Protecting food for humans and pets

That distinction greatly reduces the amount of data that needs to be analyzed. The first phase of the project focuses on ingredients for both human and pet food.

“It’s important to look at the environment and find out if there are nooks and crannies where bacteria hiding. There is significant concern in food safety in making sure that there aren’t areas that are sheltered from the cleaning and sterilization.” The research projects of the Consortium will, in time, study micro-environments up and down the supply chain. “But in the first phase, our focus is going to be specifically on the ingredients,” says Chambliss. “Imagine you have a pile of meat meal that’s going to be used in a pet food product. Most of the DNA that you’re going to be measuring is from cows, and that’s not a pathogen. But the cow meat is not undergoing any more metabolism once it’s been rendered, and what we want to do is see the things that are active and alive. And that’s one of the key reasons for pulling out the RNA.” The RNA that shows up there will not be from the beef itself, but from the microbes that are living in the meat-meal environment.

We’re trying to do something that’s never been done before in metagenomics.

Microbes react to inorganic threats

A big advantage of enlisting microbes in food safety is that they can detect even non-biological dangers. Current food safety depends mostly on testing for known pathogens, and for nonorganic threats such as PCBs and insecticides. That means the system can overlook substances that haven’t threatened food supplies before, such as melamine, the additive that poisoned infant formula supplies in China. Microbes, however, will react to almost any threat that could harm humans.

“The usual assays are very good at looking for the things they know about. When something unlike whatever you’ve seen before shows up, you need a way to detect that something’s amiss even if you don’t know what it is with the first measurement,” explains Chambliss. “One of our key hopes is that we’ll be in a position to find out something is wrong much, much earlier than you would otherwise.” That early detection would not only minimize health problems, it would also avoid a product recall and a huge impact on a food brand.

IT key to project’s success

“A lot of what we bring to this problem is strength in information technology,” he says. “What we’re trying to do is use what IBM already knows how to do well in scaling up new kinds of computations. We want to make it easier to do the biological calculation. Key to this is bringing in lots of data and bringing it all these different data sets to bear on one another.

“What really makes this possible is that we’ll be able to put all the data in one place, in one big facility so we can have many terabytes of public reference data from other people’s experiments and sample data from the stream of food samples.

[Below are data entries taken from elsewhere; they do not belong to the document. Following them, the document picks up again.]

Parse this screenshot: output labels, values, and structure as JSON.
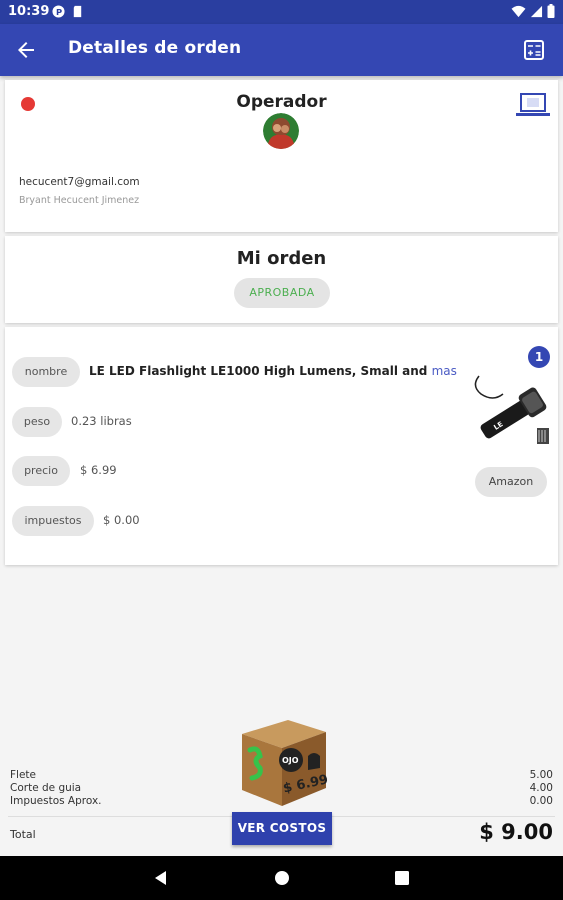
{
  "status_bar": {
    "time": "10:39"
  },
  "appbar": {
    "title": "Detalles de orden"
  },
  "operator": {
    "title": "Operador",
    "email": "hecucent7@gmail.com",
    "name": "Bryant Hecucent Jimenez",
    "status_color": "#e53935"
  },
  "order": {
    "title": "Mi orden",
    "status": "APROBADA"
  },
  "item": {
    "quantity": "1",
    "fields": {
      "name_label": "nombre",
      "name_value": "LE LED Flashlight LE1000 High Lumens, Small and",
      "more_link": "mas",
      "weight_label": "peso",
      "weight_value": "0.23 libras",
      "price_label": "precio",
      "price_value": "$ 6.99",
      "tax_label": "impuestos",
      "tax_value": "$ 0.00"
    },
    "store_button": "Amazon"
  },
  "box": {
    "brand": "OJO",
    "price": "$ 6.99"
  },
  "costs": {
    "rows": [
      {
        "label": "Flete",
        "value": "5.00"
      },
      {
        "label": "Corte de guia",
        "value": "4.00"
      },
      {
        "label": "Impuestos Aprox.",
        "value": "0.00"
      }
    ],
    "total_label": "Total",
    "total_value": "$ 9.00",
    "button_label": "VER COSTOS"
  },
  "colors": {
    "primary": "#3447b3",
    "approved": "#4caf50"
  }
}
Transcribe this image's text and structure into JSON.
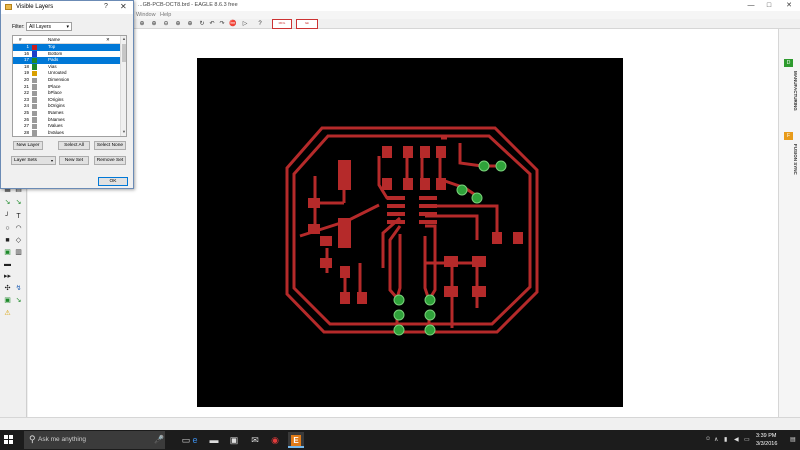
{
  "window": {
    "title": "...GB-PCB-OCT8.brd - EAGLE 8.6.3 free",
    "min": "—",
    "max": "□",
    "close": "✕"
  },
  "menu": {
    "window": "Window",
    "help": "Help"
  },
  "toolbar": {
    "box1": "MFG",
    "box2": "fab"
  },
  "right_panel": {
    "manufacturing_label": "MANUFACTURING",
    "manufacturing_badge": "D",
    "fusion_label": "FUSION SYNC",
    "fusion_badge": "F",
    "badge_colors": {
      "manufacturing": "#2e9b2e",
      "fusion": "#e89b1a"
    }
  },
  "dialog": {
    "title": "Visible Layers",
    "help_glyph": "?",
    "close_glyph": "✕",
    "filter_label": "Filter:",
    "filter_value": "All Layers",
    "column_num": "#",
    "column_name": "Name",
    "column_close": "✕",
    "layers": [
      {
        "num": "1",
        "name": "Top",
        "color": "#c91f1f",
        "selected": true
      },
      {
        "num": "16",
        "name": "Bottom",
        "color": "#1f3fc9",
        "selected": false
      },
      {
        "num": "17",
        "name": "Pads",
        "color": "#1d8a2a",
        "selected": true
      },
      {
        "num": "18",
        "name": "Vias",
        "color": "#1d8a2a",
        "selected": false
      },
      {
        "num": "19",
        "name": "Unrouted",
        "color": "#d9a000",
        "selected": false
      },
      {
        "num": "20",
        "name": "Dimension",
        "color": "#9a9a9a",
        "selected": false
      },
      {
        "num": "21",
        "name": "tPlace",
        "color": "#9a9a9a",
        "selected": false
      },
      {
        "num": "22",
        "name": "bPlace",
        "color": "#9a9a9a",
        "selected": false
      },
      {
        "num": "23",
        "name": "tOrigins",
        "color": "#9a9a9a",
        "selected": false
      },
      {
        "num": "24",
        "name": "bOrigins",
        "color": "#9a9a9a",
        "selected": false
      },
      {
        "num": "25",
        "name": "tNames",
        "color": "#9a9a9a",
        "selected": false
      },
      {
        "num": "26",
        "name": "bNames",
        "color": "#9a9a9a",
        "selected": false
      },
      {
        "num": "27",
        "name": "tValues",
        "color": "#9a9a9a",
        "selected": false
      },
      {
        "num": "28",
        "name": "bValues",
        "color": "#9a9a9a",
        "selected": false
      }
    ],
    "buttons": {
      "new_layer": "New Layer",
      "select_all": "Select All",
      "select_none": "Select None",
      "layer_sets": "Layer Sets",
      "new_set": "New Set",
      "remove_set": "Remove Set",
      "ok": "OK"
    }
  },
  "taskbar": {
    "search_placeholder": "Ask me anything",
    "time": "3:39 PM",
    "date": "3/3/2016"
  },
  "colors": {
    "copper": "#b52a2a",
    "pad": "#2fa23a",
    "board": "#000000",
    "selection": "#0078d7"
  }
}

“For one thing, many of the genes we will find in our food samples will turn out to be genes already identified in laboratory studies, and biologists have determined what that gene does in the microorganism. For example, we may see genes that become active to protect the microbes under harsh conditions, possibly in response to sterilization procedures. We want to know that is happening, and we need to pull in data that biologists have published to let us make that identification. We refer to that as curated referenced material.”

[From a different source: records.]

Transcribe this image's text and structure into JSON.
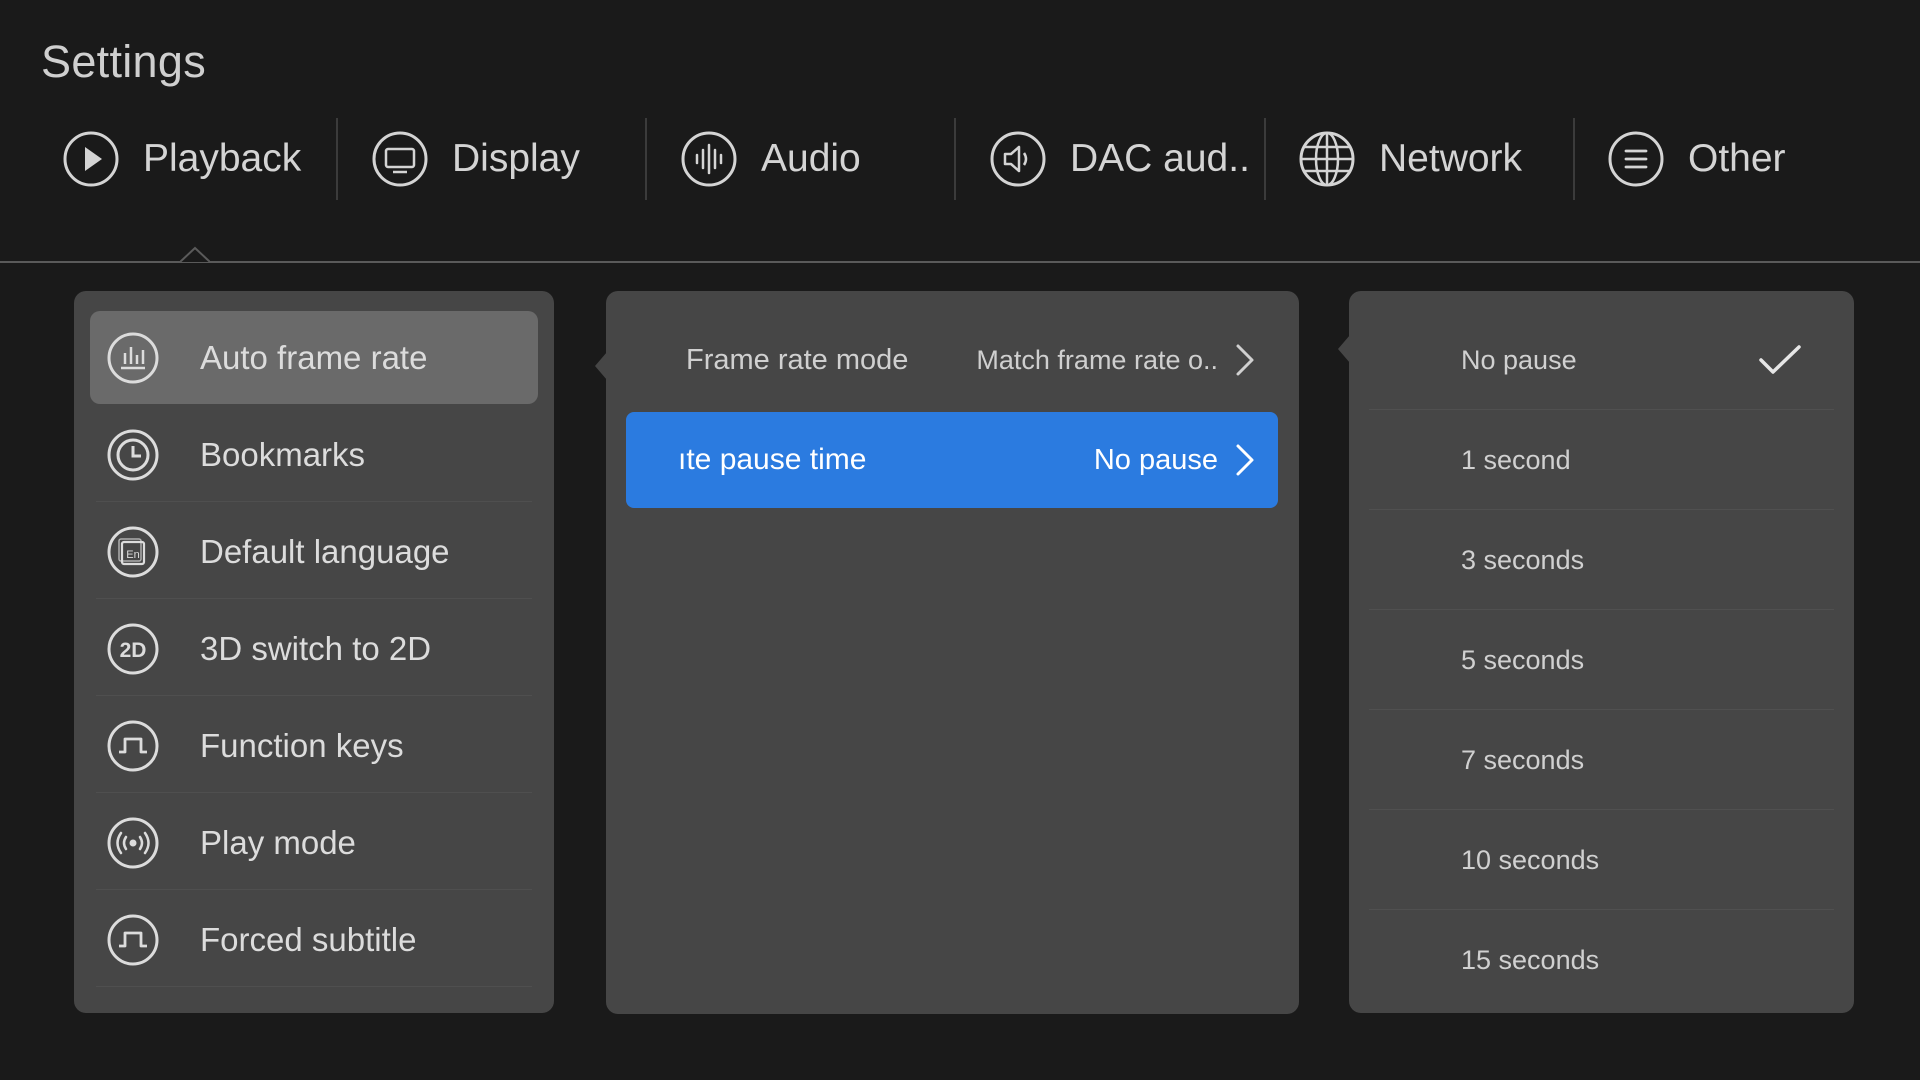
{
  "title": "Settings",
  "tabs": [
    {
      "label": "Playback",
      "icon": "play-circle-icon"
    },
    {
      "label": "Display",
      "icon": "monitor-icon"
    },
    {
      "label": "Audio",
      "icon": "audio-waveform-icon"
    },
    {
      "label": "DAC aud..",
      "icon": "speaker-icon"
    },
    {
      "label": "Network",
      "icon": "globe-icon"
    },
    {
      "label": "Other",
      "icon": "menu-lines-icon"
    }
  ],
  "selected_tab": "Playback",
  "left_menu": {
    "selected": "Auto frame rate",
    "items": [
      {
        "label": "Auto frame rate",
        "icon": "bar-chart-icon"
      },
      {
        "label": "Bookmarks",
        "icon": "clock-icon"
      },
      {
        "label": "Default language",
        "icon": "language-icon"
      },
      {
        "label": "3D switch to 2D",
        "icon": "2d-icon"
      },
      {
        "label": "Function keys",
        "icon": "pulse-icon"
      },
      {
        "label": "Play mode",
        "icon": "broadcast-icon"
      },
      {
        "label": "Forced subtitle",
        "icon": "pulse-icon"
      }
    ]
  },
  "middle": {
    "rows": [
      {
        "label": "Frame rate mode",
        "value": "Match frame rate o..",
        "active": false
      },
      {
        "label": "ıte pause time",
        "value": "No pause",
        "active": true
      }
    ]
  },
  "options": {
    "selected": "No pause",
    "items": [
      "No pause",
      "1 second",
      "3 seconds",
      "5 seconds",
      "7 seconds",
      "10 seconds",
      "15 seconds"
    ]
  },
  "colors": {
    "background": "#1a1a1a",
    "panel": "#464646",
    "selected_item": "#6a6a6a",
    "accent": "#2b7be0",
    "text": "#d8d8d8"
  }
}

DNA is really a great mechanism of doing a census, for telling us who’s there in a sample

Machine learning and advanced analytics

But the curated data is far from complete. Biological research only moves so fast. And there is also a larger volume of un-curated data that has not been fully analyzed. One example is a project led by Bart Weimer at UC Davis to collect genomes of 100,000 variants of foodborne pathogens.

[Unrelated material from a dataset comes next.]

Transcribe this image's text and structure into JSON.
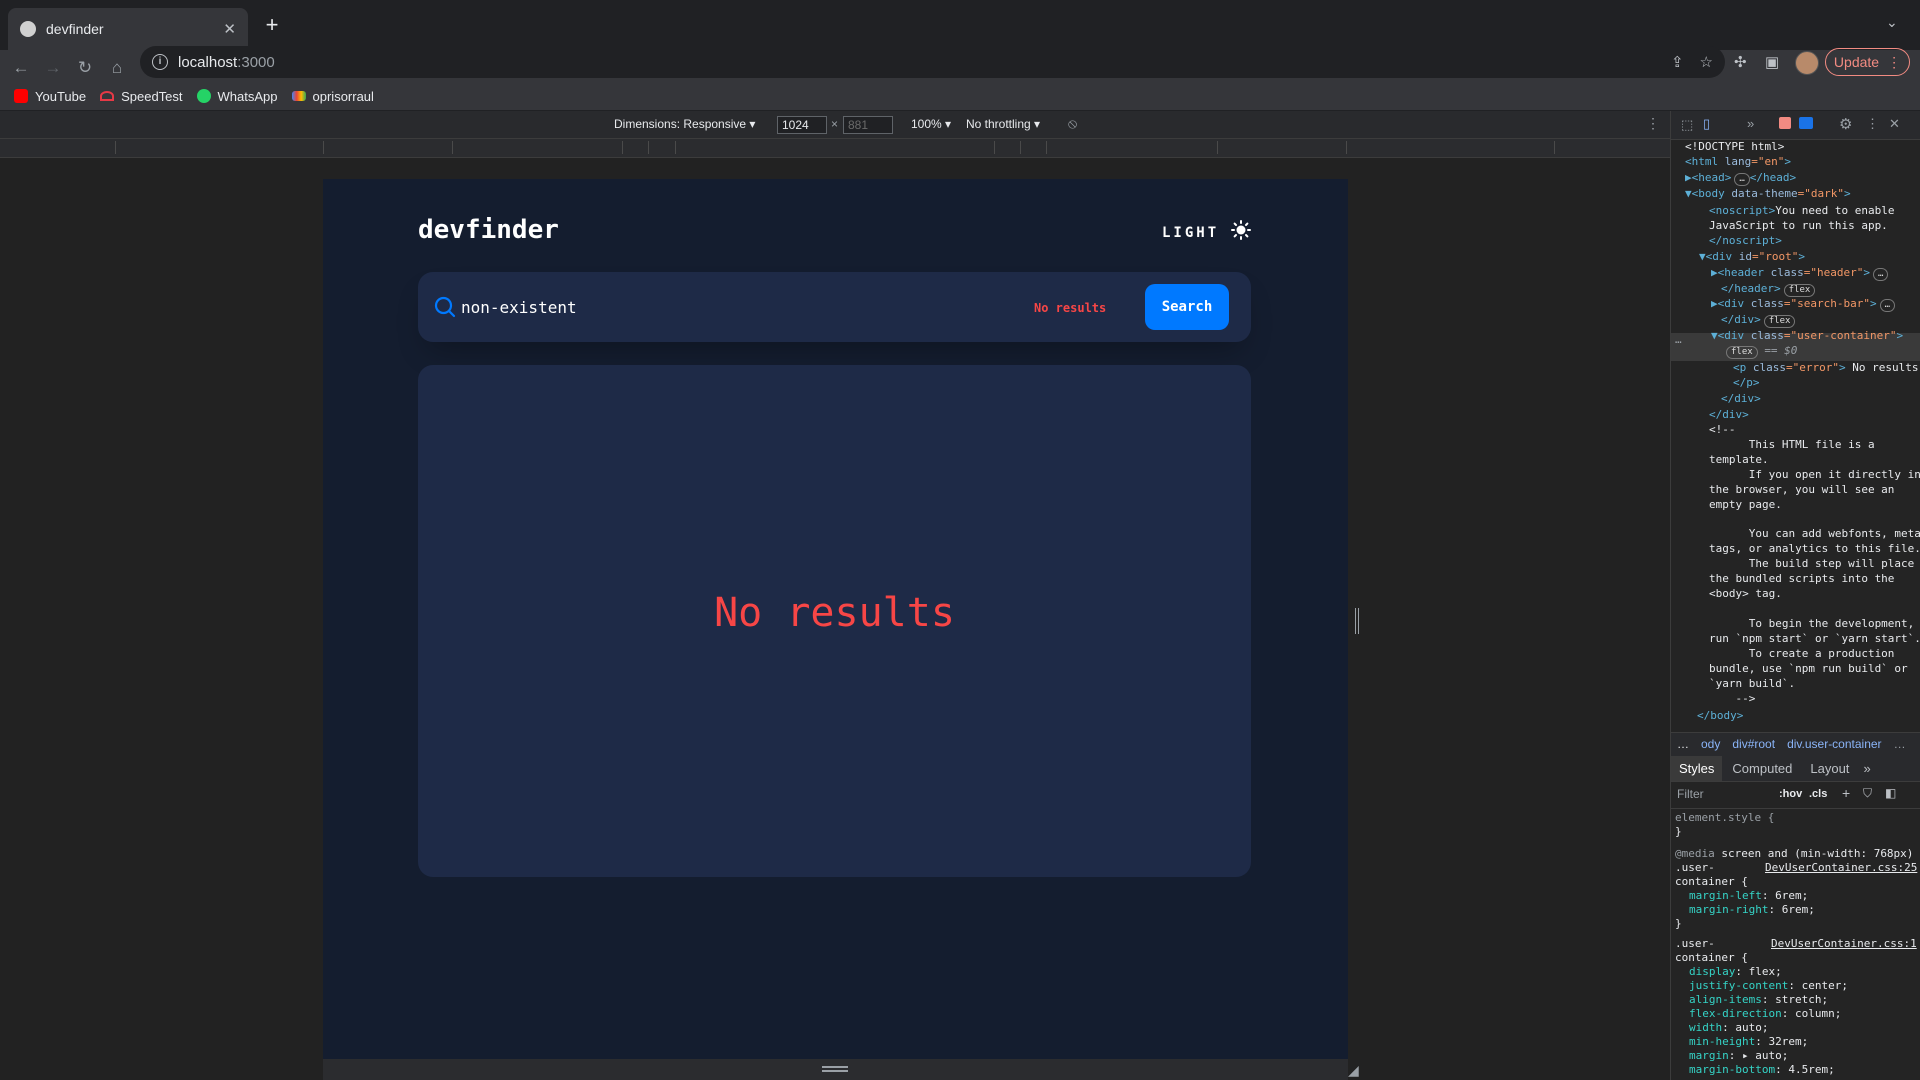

“We are working with the raw data of that project, even before the sequence data is fully understood from a biological standpoint, With data at this scale we really need machine learning and other advanced analytics to connect the trends in that raw data with our observations from food samples. By treating this as a big data problem we expect to find meaningful correlations that will be useful for improving food safety and also will trigger deeper biological research.”